La vie à côté – Mariapia Veladiano

17 janvier 2016

la vie à côté« La haine est un sentiment que j’ignore. La haine est pour ceux qui ne comprennent pas. »

Elles sont magnifiques ces deux phrases.

Surtout quand elles sont prononcées par Rebecca, une femme laide qui a grandi sous les regards horrifiés des gens qu’elle croisait.

A sa naissance, sa propre mère la rejette. Elle ne lui accordera aucun signe d’affection ni d’attention. Jamais. Elles se côtoieront  comme deux inconnues. Son père ne s’en occupera que de façon « alimentaire », presque obligée. Elle trouvera de l’affection dans les bras de la domestique, Maddalena, et dans ceux de sa tante paternelle Erminia, professeur de piano, qui verra en elle un futur prodige et qui lui offrira ses seules sorties hors de la maison, en pleine nuit, pour ne pas avoir à subir le regard des autres. Sa maîtresse d’école Albertina l’aidera à affronter le regard des autres enfants. Son amie Lucilla offrira à cette petite fille rejetée la plus belle des amitiés. Son professeur de piano, Aliberto De Lellis et sa mère lui apprendront à l’adolescence combien la musique peut être salvatrice. Et lui donneront les clefs de bien des secrets familiaux.

Elle grandit sous nos yeux à la fois émerveillés par sa beauté intérieure, sa grandeur d’âme et révoltés par le comportement des gens à son égard. Certains passages sont bouleversants, émouvants à en avoir les yeux aussi humides que les eaux de ce  fleuve qui traverse ce livre du début à la fin.

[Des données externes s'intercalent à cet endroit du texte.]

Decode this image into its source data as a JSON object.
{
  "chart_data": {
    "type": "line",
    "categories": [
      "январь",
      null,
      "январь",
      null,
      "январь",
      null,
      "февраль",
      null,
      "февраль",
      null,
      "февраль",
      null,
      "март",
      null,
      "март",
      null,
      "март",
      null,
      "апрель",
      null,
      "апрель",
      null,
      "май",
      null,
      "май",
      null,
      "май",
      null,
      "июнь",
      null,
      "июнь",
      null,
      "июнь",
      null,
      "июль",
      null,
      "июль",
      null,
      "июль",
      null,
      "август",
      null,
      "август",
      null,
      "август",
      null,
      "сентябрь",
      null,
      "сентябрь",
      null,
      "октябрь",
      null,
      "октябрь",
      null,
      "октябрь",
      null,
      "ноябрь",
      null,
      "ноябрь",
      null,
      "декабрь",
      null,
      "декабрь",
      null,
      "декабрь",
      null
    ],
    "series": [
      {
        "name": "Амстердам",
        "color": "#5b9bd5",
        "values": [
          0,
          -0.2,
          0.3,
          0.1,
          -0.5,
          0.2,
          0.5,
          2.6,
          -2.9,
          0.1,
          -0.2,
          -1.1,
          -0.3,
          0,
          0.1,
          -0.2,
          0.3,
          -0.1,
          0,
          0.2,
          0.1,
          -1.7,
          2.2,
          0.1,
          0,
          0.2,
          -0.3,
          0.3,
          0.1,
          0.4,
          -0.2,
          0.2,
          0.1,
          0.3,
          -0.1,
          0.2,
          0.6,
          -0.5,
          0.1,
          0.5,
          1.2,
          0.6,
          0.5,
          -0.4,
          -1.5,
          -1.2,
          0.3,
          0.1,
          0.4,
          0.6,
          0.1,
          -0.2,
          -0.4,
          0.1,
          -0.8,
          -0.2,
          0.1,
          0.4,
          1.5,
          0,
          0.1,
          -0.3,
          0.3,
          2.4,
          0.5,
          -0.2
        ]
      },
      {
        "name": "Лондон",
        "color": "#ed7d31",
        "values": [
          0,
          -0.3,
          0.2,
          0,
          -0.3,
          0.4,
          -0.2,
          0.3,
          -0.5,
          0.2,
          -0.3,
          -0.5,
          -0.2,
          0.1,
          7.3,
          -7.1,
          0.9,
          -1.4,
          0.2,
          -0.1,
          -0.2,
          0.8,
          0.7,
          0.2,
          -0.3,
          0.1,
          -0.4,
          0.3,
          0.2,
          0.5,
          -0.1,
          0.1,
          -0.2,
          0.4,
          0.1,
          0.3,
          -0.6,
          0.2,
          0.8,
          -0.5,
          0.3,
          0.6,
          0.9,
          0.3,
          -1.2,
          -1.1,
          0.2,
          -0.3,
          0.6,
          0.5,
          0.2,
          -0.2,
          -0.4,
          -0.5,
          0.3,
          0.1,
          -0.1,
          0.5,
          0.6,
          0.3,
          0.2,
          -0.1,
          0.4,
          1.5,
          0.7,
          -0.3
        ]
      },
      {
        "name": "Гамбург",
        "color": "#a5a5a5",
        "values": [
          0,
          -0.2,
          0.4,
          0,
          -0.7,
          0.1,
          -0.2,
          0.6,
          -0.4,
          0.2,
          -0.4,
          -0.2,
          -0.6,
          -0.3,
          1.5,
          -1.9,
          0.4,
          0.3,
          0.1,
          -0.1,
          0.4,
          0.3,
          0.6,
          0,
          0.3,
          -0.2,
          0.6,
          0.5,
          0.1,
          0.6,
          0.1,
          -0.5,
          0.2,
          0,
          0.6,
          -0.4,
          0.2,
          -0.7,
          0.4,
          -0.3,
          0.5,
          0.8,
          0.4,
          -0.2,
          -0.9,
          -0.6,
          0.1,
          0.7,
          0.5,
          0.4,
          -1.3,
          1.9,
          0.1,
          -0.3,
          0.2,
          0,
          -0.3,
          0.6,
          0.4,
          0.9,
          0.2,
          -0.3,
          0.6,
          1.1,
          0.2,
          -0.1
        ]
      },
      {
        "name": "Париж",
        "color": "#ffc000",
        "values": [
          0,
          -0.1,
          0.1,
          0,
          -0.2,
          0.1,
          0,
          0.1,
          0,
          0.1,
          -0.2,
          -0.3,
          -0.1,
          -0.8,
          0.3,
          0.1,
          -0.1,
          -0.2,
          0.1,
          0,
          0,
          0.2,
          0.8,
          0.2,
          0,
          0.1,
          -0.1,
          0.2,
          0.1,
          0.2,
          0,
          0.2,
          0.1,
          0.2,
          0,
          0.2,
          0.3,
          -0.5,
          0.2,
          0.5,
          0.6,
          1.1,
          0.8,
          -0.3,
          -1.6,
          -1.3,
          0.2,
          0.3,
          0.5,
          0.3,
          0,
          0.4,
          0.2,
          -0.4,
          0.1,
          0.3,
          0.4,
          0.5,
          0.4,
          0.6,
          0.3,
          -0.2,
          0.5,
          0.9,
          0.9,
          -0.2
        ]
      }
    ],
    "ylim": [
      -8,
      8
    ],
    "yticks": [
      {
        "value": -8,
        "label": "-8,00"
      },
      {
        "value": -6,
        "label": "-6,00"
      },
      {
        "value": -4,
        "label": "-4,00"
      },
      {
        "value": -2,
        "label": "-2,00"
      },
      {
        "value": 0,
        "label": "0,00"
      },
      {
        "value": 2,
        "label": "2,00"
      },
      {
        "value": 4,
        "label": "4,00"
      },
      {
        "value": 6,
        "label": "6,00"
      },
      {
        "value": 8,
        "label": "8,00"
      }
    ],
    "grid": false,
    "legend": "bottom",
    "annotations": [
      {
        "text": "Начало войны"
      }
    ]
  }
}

Rebecca ne se plaint jamais. Elle observe et essaie de savoir, de comprendre le regard des autres. Sa souffrance est nôtre quand elle dit:

« Une petite fille laide voit, observe, étudie, écoute, perçoit, devine; dans chaque inflexion de voix, expression du visage, geste involontaire, dans chaque silence, long ou court, elle cherche un indice qui la concerne, en bien ou en mal. Elle a peur d’entendre quelque chose qui confirme ce qu’elle sait déjà, autrement dit que son existence est une vraie calamité. Elle espère entendre un mot qui l’absolve, fût-il un mot de pitié.

Une petite fille laide est l’enfant du hasard, de la fatalité, du destin, d’une erreur de la nature. Une chose est sûre, elle n’est pas l’enfant de Dieu. »

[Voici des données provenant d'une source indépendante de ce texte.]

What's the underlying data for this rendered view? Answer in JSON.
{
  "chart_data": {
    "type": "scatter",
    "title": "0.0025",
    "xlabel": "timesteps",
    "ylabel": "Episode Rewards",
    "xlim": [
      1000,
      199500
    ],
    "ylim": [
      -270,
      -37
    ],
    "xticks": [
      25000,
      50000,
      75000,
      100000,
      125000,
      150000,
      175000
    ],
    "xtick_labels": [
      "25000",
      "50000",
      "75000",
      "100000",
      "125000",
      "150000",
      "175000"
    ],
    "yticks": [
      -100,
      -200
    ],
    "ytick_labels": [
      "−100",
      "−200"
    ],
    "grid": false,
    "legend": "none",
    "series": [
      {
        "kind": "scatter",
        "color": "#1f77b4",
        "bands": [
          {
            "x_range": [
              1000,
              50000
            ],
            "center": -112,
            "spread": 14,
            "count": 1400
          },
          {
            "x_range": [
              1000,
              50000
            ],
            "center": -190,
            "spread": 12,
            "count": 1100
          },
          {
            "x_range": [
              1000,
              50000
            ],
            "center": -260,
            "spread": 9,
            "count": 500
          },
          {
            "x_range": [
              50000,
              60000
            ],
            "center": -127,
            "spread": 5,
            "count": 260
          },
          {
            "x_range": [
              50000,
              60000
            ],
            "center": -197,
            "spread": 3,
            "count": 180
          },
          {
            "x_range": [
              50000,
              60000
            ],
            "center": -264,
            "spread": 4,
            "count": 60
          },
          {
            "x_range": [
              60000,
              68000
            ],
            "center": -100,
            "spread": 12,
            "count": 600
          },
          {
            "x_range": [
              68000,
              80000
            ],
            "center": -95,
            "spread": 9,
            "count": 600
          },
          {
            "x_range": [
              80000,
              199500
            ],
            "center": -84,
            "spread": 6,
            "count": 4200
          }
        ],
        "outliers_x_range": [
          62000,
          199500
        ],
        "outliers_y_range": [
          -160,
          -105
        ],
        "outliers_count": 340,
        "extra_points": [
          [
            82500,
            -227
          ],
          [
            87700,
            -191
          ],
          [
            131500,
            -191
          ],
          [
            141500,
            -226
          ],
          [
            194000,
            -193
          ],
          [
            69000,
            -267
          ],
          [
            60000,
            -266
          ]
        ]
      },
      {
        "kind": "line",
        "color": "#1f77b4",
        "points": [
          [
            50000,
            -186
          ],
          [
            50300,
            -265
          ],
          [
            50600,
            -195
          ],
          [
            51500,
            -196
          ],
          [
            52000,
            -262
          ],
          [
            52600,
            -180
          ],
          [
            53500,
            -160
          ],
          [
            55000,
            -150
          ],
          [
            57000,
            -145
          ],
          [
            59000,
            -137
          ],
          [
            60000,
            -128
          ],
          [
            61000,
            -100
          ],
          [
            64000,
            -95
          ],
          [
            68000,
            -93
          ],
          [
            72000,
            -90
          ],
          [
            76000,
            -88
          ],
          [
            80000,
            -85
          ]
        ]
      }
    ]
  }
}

Elle ne haïra jamais quiconque. Même pas sa propre mère. Alors que nous, lecteurs, aurions tendance à la mépriser cette femme glaciale. L’instinct de protection sans doute… Parce que oui, nous aimerions la protéger Rebecca. De ce monde insensé dans lequel les apparences règnent en maîtresses méprisables. Lui apporter de l’Amour. Comme la poignée d’amis qui ne la quitteront jamais.

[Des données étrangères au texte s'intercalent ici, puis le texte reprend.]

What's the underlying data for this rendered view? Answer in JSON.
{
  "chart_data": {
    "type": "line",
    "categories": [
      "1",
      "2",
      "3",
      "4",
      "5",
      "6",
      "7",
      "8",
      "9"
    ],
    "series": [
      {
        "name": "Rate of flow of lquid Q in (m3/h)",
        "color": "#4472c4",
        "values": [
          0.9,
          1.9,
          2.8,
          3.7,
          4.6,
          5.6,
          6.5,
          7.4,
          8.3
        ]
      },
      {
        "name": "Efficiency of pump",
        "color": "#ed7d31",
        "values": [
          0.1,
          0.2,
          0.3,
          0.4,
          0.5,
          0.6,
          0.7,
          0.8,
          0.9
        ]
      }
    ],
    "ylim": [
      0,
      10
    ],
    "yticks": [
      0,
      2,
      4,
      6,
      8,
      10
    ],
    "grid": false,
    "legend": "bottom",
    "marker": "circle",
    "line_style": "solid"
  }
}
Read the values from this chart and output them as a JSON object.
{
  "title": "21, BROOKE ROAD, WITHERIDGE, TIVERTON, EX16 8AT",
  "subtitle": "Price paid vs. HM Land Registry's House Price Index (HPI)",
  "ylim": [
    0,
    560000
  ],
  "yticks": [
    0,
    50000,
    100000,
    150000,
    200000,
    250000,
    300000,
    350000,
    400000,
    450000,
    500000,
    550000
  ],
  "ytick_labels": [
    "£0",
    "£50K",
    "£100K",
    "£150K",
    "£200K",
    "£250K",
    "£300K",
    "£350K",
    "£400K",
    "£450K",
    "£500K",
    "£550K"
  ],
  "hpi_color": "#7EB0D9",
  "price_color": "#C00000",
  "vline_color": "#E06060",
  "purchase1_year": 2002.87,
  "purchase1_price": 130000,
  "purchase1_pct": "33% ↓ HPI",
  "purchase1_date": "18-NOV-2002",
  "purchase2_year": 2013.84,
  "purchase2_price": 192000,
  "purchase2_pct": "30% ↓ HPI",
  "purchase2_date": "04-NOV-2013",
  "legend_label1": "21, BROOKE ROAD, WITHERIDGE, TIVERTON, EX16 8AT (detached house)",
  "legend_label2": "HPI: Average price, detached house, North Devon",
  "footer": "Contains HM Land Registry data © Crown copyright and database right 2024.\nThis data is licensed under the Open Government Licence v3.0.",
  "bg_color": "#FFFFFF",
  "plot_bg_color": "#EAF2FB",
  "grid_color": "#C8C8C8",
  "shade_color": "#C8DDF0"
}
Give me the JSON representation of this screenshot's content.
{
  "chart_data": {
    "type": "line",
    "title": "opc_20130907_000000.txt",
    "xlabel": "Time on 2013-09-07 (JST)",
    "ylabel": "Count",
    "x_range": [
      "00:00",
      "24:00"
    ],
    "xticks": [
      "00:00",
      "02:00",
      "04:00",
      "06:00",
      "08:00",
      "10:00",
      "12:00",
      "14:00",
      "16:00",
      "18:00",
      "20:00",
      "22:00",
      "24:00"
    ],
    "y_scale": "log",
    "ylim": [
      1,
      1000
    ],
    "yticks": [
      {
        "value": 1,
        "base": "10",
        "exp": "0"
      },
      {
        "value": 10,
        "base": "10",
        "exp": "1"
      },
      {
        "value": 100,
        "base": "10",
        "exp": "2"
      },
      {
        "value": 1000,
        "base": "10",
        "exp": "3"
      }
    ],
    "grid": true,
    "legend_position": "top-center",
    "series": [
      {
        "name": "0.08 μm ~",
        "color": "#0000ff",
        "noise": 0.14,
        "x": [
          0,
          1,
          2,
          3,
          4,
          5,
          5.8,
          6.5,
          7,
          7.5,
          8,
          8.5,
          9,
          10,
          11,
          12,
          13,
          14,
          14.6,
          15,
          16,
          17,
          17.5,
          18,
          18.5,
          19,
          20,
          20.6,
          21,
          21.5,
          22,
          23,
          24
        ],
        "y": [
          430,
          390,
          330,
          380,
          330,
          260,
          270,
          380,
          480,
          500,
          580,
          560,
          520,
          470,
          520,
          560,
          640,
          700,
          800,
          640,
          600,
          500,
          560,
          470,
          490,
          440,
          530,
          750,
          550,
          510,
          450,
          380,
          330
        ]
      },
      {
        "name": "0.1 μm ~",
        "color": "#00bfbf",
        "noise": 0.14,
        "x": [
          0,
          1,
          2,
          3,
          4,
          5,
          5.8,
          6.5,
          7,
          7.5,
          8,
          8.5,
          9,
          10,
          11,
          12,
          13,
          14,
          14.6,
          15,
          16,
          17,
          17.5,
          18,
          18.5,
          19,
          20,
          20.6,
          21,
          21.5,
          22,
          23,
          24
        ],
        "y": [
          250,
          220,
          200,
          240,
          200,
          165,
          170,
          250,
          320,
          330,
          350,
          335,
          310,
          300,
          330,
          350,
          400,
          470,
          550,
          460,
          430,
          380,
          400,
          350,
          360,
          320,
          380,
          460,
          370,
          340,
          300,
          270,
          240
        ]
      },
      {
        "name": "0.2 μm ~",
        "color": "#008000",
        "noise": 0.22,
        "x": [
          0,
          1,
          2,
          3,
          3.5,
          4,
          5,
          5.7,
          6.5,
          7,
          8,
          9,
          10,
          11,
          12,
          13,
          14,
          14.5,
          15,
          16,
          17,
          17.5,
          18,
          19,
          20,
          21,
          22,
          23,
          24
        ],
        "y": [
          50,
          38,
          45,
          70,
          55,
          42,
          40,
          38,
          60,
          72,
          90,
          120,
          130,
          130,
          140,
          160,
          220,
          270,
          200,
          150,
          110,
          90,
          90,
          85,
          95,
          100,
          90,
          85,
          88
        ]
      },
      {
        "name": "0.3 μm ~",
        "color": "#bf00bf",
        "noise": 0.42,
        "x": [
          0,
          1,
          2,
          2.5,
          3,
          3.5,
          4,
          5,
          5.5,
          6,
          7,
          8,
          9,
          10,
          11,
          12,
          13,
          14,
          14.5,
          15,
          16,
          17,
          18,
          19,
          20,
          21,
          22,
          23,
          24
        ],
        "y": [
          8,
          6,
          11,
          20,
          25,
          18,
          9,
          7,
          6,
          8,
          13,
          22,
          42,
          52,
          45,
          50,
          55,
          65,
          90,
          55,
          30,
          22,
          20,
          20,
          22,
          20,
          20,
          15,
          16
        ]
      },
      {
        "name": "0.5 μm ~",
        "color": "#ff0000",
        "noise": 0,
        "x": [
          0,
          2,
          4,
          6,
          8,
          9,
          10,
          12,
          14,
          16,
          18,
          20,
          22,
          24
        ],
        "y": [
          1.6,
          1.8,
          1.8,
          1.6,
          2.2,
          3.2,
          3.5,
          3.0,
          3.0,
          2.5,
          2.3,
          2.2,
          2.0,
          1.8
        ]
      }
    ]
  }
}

Mais au final, c’est elle qui nous le donne cet Amour, à travers ses mots, sa bienveillance et son incapacité à penser le moindre mal. Son goût pour la vie, sa passion pour la musique et sa bonté nous giflent à chaque page.

Elle n’est pas laide Rebecca. Non. Elle est Belle. Vraiment Belle.

Dans ce premier roman magnifique, Mariapia Veladiano aborde des sujets violents comme le rejet d’un enfant, l’émancipation d’une femme meurtrie, l’acceptation des différences et la bêtise humaine avec une délicatesse et une pudeur hors du commun. A aucun moment elle ne sombre dans le pathos, dans le voyeurisme ou dans la colère. Sa plume est jubilatoire. J’ai lu et relu certains passages avec un plaisir à peine dissimulé. Est-ce parce que les syllabes finales de son prénom et de son nom forment le mot « piano » que celui ci nous accompagne divinement tout au long de notre lecture, en faisant références aux compositions des plus grands pianistes? Je l’ignore…

En refermant ce livre, cette certitude nous éclaire plus que jamais: chacun d’entre nous a un don pour le Bonheur en lui. Un don qu’il faut absolument trouver, travailler et faire grandir. Nous ne deviendrons vraiment Nous qu’à ce moment précis.